It was the children, of course, who really introduced me to Kipling. Somehow, we ended up reading Rikki Tikki Tavi, a story that I have always hated. They absolutely loved it so we followed it with the Jungle Book and many of the Just So Stories. He's lovely, like eating chocolates as the Evangelical house wife said once. It's Kipling and Joan Didion right now. They are where my heart is:
…she resolved to reconstruct the details of occasions on which she recalled being happy. As she considered such occasions she was struck by their insignificance, their absence of application to the main events of her life. In retrospect she seemed to have been most happy in borrowed houses, and at lunch.--Democracy, Joan Didion.
But I'm too busy to tell you about beautiful things now. I was just going to quickly tell you how my mid-life crisis ended.
It was Princess-O'dilia (no last name, multi-syllabic dashed and hyphenated first name) who first introduced me to this idea of giving birth to something, to an idea. I didn't have time to explore this metaphor with her because I was more interested in hearing about how she had left Christianity at forty to become a new-age spiritual birthing coach. People's conversions out of Christianity are terribly evocative to me.
But the metaphor itself helped me to realize what was going on. The whole thing actually started with a metaphor. I don't often feel in metaphor, but last Spring, I started to feel like I was harboring an un-danced song.
And I went through this whole emotional thing. At best, there were moments of euphoric mania. At worst, I was chasing away Sylvia Plath moments with vodka tonics. Look though my previous posts, if you can't see crazy written over a lot of them, you're blind. (Technically speaking, I haven't had a Sylvia Plath moment since the nineties, but I was very blue quite a lot of the time. It was much worse than that winter where The Man worked all the time, and I had no friends except that canister of hot chocolate powder that I used to keep in my closet. I would nip from it when the kids weren't looking and when I was down.)

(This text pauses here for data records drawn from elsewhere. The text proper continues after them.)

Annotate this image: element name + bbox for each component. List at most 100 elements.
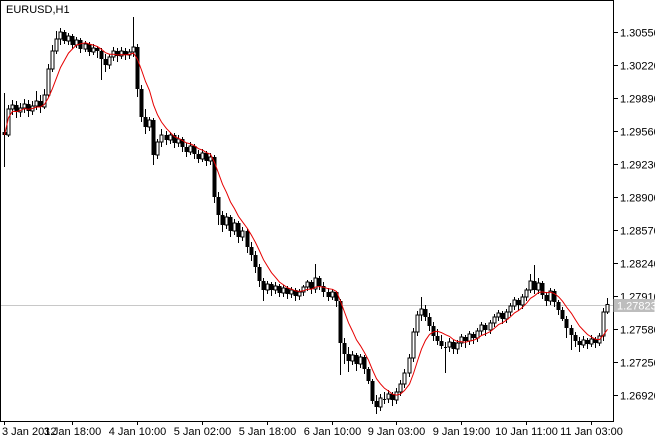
candles-series — [2, 17, 610, 414]
candle-body-bull — [273, 285, 278, 291]
candle-body-bull — [131, 46, 136, 53]
candle-body-bear — [309, 282, 314, 289]
candle-body-bull — [605, 304, 610, 313]
candle-body-bear — [95, 48, 100, 51]
time-tick-label: 9 Jan 19:00 — [433, 426, 491, 438]
candle-body-bear — [285, 288, 290, 294]
candle-body-bear — [99, 51, 104, 59]
candle-body-bull — [305, 281, 310, 288]
candle-body-bear — [544, 295, 549, 301]
candle-body-bull — [119, 50, 124, 57]
candle-body-bull — [350, 354, 355, 362]
candle-body-bull — [107, 56, 112, 66]
candle-body-bull — [54, 38, 59, 52]
candle-body-bull — [479, 324, 484, 332]
candle-body-bull — [415, 314, 420, 333]
candle-body-bear — [269, 284, 274, 290]
candle-body-bull — [281, 287, 286, 294]
candle-body-bear — [593, 339, 598, 343]
candle-body-bull — [330, 291, 335, 298]
candle-body-bear — [532, 281, 537, 290]
candle-body-bear — [317, 278, 322, 286]
time-tick-label: 5 Jan 02:00 — [174, 426, 232, 438]
candle-body-bear — [366, 369, 371, 381]
candle-body-bull — [475, 330, 480, 339]
candle-body-bear — [585, 340, 590, 344]
candle-body-bull — [147, 119, 152, 128]
time-tick-label: 3 Jan 18:00 — [44, 426, 102, 438]
candle-body-bull — [402, 372, 407, 385]
candle-body-bear — [540, 283, 545, 295]
candle-body-bear — [180, 139, 185, 147]
candle-body-bear — [220, 215, 225, 225]
candle-body-bear — [370, 381, 375, 401]
candle-body-bear — [249, 247, 254, 255]
candle-body-bear — [14, 105, 19, 112]
candle-body-bear — [143, 117, 148, 127]
time-tick-label: 4 Jan 10:00 — [109, 426, 167, 438]
candle-body-bull — [159, 134, 164, 143]
candle-body-bear — [151, 120, 156, 155]
candle-body-bear — [431, 326, 436, 336]
candle-body-bear — [253, 255, 258, 267]
candle-body-bear — [103, 59, 108, 65]
candle-body-bull — [447, 341, 452, 348]
candle-body-bull — [488, 322, 493, 331]
candle-body-bear — [560, 310, 565, 319]
candle-body-bull — [208, 156, 213, 162]
candle-body-bull — [520, 296, 525, 306]
candle-body-bear — [38, 101, 43, 107]
candle-body-bear — [293, 290, 298, 296]
candle-body-bear — [516, 300, 521, 305]
candle-body-bear — [216, 197, 221, 215]
candle-body-bull — [232, 222, 237, 232]
candle-body-bear — [70, 36, 75, 45]
time-tick-label: 10 Jan 11:00 — [495, 426, 558, 438]
candle-body-bear — [245, 231, 250, 247]
candle-body-bear — [135, 47, 140, 89]
time-tick-label: 11 Jan 03:00 — [560, 426, 623, 438]
candle-body-bear — [184, 147, 189, 152]
time-tick-label: 6 Jan 10:00 — [304, 426, 362, 438]
candle-body-bear — [257, 267, 262, 281]
time-tick-label: 3 Jan 2012 — [2, 426, 56, 438]
candle-body-bull — [467, 333, 472, 342]
price-tick-label: 1.26920 — [620, 391, 655, 403]
price-tick-label: 1.29890 — [620, 94, 655, 106]
candle-body-bear — [423, 309, 428, 317]
candle-body-bull — [504, 311, 509, 320]
candle-body-bear — [354, 355, 359, 364]
price-axis[interactable]: 1.30550 1.30220 1.29890 1.29560 1.29230 1.289… — [613, 28, 655, 403]
candle-body-bull — [46, 68, 51, 96]
price-tick-label: 1.28900 — [620, 193, 655, 205]
candle-body-bull — [419, 308, 424, 316]
candle-body-bear — [87, 44, 92, 52]
price-tick-label: 1.28240 — [620, 259, 655, 271]
candle-body-bull — [394, 391, 399, 401]
candle-body-bull — [496, 312, 501, 318]
candle-body-bull — [50, 50, 55, 70]
candle-body-bear — [569, 328, 574, 335]
candle-body-bull — [22, 103, 27, 109]
candle-body-bear — [390, 394, 395, 400]
candle-body-bear — [192, 146, 197, 154]
plot-border — [0, 0, 614, 422]
candle-body-bull — [455, 342, 460, 350]
candle-body-bull — [589, 338, 594, 345]
candle-body-bull — [34, 100, 39, 107]
candle-body-bear — [435, 336, 440, 341]
price-tick-label: 1.29230 — [620, 160, 655, 172]
candle-body-bear — [439, 341, 444, 346]
candle-body-bull — [289, 289, 294, 295]
candle-body-bull — [66, 35, 71, 42]
price-tick-label: 1.29560 — [620, 127, 655, 139]
price-tick-label: 1.30550 — [620, 28, 655, 40]
candle-body-bull — [524, 289, 529, 298]
candle-body-bull — [536, 282, 541, 291]
candle-body-bull — [601, 311, 606, 337]
candle-body-bull — [407, 357, 412, 374]
candle-body-bear — [451, 342, 456, 349]
price-tick-label: 1.27580 — [620, 325, 655, 337]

And now that the birthing pains have passed, what's left? What did I give birth to? Part of it was that I had to realize that a shift away from the ideologies that I held most dear was not an admission of failure but rather a realization that sometimes we need to have paradigm shifts. (I know. That's a totally simple idea to be preceded by months of crazy, but I am a horribly ideological thinker. I cling to them. If I were religious, I would be banging a tambourine at best and being a suicide bomber at worst.)
And another thing that happened was that I started working on a project. It's an important project, . It'll be meaningful, hopefully, but the process will be meaningful for sure so that's fine.
I have nothing to lose, and in the meantime, I'm going to wrap myself in Joan Didion and see where it goes.
"It'll be meaningful, hopefully, but the process will be meaningful for sure so that's fine." -- My favorite observation. I've been aware of that concept for quite some time, but reading it here and now made me wonder, is that true because we have more control over the fluid process than we do over the static result/s?